Douglas Brand, a South Yorkshire assistant chief constable in charge of retraining Iraqi police, has discovered that former members of the deposed dictator’s regime have issued a contract to “do him harm”.
Brand, 52, said that the news was broken to him by the mayor of an Iraqi city in the so-called “Sunni Triangle” north-west of Baghdad during a recent visit to his offices at the coalition headquarters in the Iraqi capital.
“The first thing the mayor said was, ‘I know who you are. There are people who want to harm you’. I asked him what he meant and he said, ‘People will be paid money to do so’. I wasn’t quite sure if he was warning me or threatening me.”

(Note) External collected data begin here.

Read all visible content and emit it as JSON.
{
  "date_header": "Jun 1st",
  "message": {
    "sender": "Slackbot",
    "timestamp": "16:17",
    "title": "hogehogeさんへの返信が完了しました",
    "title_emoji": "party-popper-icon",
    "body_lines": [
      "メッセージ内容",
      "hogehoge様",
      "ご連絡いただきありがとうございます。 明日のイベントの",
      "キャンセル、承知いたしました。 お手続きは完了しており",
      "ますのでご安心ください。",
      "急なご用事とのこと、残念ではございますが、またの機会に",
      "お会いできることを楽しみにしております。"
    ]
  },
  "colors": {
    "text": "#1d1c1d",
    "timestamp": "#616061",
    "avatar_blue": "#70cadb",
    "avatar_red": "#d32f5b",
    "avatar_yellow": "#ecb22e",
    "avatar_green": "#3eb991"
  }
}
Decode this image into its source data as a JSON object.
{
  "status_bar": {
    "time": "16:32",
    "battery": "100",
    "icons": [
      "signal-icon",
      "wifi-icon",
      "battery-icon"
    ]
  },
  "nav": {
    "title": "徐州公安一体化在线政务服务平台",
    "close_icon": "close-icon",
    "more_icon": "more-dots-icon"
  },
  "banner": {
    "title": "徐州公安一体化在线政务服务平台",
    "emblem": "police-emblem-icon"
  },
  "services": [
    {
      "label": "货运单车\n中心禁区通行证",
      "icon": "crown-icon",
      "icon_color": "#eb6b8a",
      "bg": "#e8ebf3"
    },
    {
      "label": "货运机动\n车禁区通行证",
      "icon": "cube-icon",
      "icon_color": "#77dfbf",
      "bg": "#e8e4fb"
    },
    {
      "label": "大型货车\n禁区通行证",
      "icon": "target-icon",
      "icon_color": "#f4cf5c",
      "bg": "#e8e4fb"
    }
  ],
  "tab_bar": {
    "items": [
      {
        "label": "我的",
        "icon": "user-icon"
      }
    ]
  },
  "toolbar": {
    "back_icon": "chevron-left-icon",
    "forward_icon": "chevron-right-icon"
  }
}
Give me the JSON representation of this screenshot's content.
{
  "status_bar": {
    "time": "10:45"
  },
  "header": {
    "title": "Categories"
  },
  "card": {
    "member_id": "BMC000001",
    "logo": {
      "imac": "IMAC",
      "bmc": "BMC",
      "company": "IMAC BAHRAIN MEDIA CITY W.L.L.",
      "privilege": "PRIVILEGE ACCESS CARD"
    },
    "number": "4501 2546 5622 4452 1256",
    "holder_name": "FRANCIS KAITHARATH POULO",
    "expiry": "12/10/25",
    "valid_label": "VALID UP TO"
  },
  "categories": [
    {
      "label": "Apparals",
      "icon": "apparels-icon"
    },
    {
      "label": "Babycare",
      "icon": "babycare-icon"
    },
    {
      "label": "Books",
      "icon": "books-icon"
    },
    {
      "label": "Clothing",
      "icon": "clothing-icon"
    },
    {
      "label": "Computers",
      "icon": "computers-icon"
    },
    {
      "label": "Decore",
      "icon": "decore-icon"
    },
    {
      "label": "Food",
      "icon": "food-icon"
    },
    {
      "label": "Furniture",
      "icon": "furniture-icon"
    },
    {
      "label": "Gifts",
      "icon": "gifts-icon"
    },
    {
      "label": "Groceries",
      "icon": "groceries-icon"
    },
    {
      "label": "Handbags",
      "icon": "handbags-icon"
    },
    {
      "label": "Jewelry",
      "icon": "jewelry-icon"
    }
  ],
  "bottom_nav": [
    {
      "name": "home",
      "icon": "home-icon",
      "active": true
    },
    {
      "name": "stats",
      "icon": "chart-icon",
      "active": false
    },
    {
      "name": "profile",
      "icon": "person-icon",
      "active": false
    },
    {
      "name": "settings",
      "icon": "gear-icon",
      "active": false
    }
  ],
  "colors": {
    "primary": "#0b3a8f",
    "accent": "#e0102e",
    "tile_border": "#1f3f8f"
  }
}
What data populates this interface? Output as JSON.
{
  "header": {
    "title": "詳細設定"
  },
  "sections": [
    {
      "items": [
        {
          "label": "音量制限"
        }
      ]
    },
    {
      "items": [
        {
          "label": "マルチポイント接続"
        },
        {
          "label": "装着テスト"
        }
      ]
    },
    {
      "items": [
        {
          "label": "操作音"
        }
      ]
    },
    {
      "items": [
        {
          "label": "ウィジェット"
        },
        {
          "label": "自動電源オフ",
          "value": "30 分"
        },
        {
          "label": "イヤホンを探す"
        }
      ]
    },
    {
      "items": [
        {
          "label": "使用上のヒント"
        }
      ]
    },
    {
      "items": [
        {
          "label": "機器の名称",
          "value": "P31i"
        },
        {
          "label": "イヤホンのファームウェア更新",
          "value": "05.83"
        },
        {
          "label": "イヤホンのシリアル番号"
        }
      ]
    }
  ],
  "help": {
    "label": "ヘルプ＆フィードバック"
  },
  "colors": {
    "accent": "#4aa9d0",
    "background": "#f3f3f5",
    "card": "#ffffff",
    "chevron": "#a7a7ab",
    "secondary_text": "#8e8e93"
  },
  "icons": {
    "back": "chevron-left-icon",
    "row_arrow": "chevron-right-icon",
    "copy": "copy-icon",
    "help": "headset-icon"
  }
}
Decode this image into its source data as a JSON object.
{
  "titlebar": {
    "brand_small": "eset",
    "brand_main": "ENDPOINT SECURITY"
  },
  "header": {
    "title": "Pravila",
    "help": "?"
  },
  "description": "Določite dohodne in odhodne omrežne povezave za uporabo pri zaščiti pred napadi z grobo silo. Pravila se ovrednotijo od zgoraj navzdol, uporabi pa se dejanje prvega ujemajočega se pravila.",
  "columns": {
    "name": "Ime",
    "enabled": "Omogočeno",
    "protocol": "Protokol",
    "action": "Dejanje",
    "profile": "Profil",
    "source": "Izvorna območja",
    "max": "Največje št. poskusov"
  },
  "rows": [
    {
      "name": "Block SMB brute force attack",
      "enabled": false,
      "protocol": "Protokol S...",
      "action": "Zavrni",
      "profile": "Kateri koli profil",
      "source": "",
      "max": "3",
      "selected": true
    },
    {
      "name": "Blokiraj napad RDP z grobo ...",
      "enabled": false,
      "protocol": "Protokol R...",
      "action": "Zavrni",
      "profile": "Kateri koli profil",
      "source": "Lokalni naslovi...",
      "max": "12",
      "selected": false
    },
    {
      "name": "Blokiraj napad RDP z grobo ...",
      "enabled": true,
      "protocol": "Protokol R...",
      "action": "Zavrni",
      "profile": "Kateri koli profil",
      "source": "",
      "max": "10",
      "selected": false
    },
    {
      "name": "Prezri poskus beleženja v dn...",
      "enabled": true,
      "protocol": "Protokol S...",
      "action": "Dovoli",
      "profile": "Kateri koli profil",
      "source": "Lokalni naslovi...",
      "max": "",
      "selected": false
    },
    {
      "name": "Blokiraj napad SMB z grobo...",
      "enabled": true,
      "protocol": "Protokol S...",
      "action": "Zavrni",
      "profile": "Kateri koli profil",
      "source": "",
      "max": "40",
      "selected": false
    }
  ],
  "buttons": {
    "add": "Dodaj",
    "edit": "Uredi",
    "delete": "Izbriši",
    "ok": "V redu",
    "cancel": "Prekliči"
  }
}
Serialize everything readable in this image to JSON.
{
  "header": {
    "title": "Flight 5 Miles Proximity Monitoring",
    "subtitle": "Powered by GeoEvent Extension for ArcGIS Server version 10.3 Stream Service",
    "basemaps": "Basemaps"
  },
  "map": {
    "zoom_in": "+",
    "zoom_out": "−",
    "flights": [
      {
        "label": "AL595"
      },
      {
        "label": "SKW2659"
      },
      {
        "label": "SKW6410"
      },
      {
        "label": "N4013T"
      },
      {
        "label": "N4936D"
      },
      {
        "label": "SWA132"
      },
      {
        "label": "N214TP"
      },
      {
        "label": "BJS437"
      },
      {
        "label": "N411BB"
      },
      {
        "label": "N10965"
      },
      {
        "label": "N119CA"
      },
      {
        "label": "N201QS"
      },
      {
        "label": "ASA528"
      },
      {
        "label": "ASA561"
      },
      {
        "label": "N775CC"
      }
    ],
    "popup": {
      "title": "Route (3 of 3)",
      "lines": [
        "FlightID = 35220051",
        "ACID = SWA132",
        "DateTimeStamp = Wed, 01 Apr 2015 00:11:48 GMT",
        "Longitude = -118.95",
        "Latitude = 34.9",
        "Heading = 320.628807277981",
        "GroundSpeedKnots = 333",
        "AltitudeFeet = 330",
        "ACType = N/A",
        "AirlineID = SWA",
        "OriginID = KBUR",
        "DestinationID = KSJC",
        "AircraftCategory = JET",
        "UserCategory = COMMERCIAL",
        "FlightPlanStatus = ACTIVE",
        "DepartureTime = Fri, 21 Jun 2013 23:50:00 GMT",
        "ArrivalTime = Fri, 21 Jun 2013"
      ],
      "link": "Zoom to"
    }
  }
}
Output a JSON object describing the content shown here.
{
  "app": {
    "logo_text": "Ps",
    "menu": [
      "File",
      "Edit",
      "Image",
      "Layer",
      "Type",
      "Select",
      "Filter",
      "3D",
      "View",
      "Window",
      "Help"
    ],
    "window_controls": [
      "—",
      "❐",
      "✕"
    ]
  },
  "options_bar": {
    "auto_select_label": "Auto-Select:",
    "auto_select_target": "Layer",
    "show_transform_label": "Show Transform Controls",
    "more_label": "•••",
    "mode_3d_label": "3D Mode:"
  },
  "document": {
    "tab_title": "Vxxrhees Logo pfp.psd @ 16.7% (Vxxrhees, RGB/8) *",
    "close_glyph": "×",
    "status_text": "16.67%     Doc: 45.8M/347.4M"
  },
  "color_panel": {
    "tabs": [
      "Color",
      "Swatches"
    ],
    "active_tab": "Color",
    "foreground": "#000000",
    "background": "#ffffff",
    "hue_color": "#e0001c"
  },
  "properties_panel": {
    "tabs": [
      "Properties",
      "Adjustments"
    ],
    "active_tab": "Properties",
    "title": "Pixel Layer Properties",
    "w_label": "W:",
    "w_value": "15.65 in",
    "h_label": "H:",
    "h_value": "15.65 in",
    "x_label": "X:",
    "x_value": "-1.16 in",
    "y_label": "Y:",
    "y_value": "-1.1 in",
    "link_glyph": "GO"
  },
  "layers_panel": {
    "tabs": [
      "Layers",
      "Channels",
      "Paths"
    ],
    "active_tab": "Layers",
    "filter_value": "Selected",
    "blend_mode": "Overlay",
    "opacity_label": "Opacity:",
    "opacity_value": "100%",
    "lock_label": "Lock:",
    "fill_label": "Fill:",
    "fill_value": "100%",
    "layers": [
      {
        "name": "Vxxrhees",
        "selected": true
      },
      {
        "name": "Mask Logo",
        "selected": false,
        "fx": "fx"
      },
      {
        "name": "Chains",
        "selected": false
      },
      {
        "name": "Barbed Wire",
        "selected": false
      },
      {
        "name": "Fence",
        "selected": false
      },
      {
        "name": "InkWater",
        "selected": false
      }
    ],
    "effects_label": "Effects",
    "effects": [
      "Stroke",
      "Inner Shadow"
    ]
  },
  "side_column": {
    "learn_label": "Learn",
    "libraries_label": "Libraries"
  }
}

Brand said that such threats were becoming a daily hazard for senior coalition staff and the Iraqis who work with them. Estimates of the going rate for a successful “hit” are thought to be between $5,000 and $10,000 (£2,900-£5,800). Brand, who is based in Sheffield but moved to Baghdad in July, said that 15 senior Iraqi policemen had been assassinated since he began work.
He said: “I did say to the police chief in Baghdad, ‘The more successful you become, the more vulnerable you become. Are you up for that'’ He said yes, but within two weeks we had to move him to a different house after he was threatened.”
Yet Brand, who travels with a team of four ex-SAS men as minders, insisted the capital’s rampant crime rates were falling. “If I was not here as a policeman, I would not have a problem with walking the streets,” he said.
Brand may have been singled out by insurgents because the high-profile nature of his job means that his face regularly appears in Iraqi newspapers. At 6 feet 9 inches tall — Brand is nicknamed “The Tower of London” — he is a distinctive figure.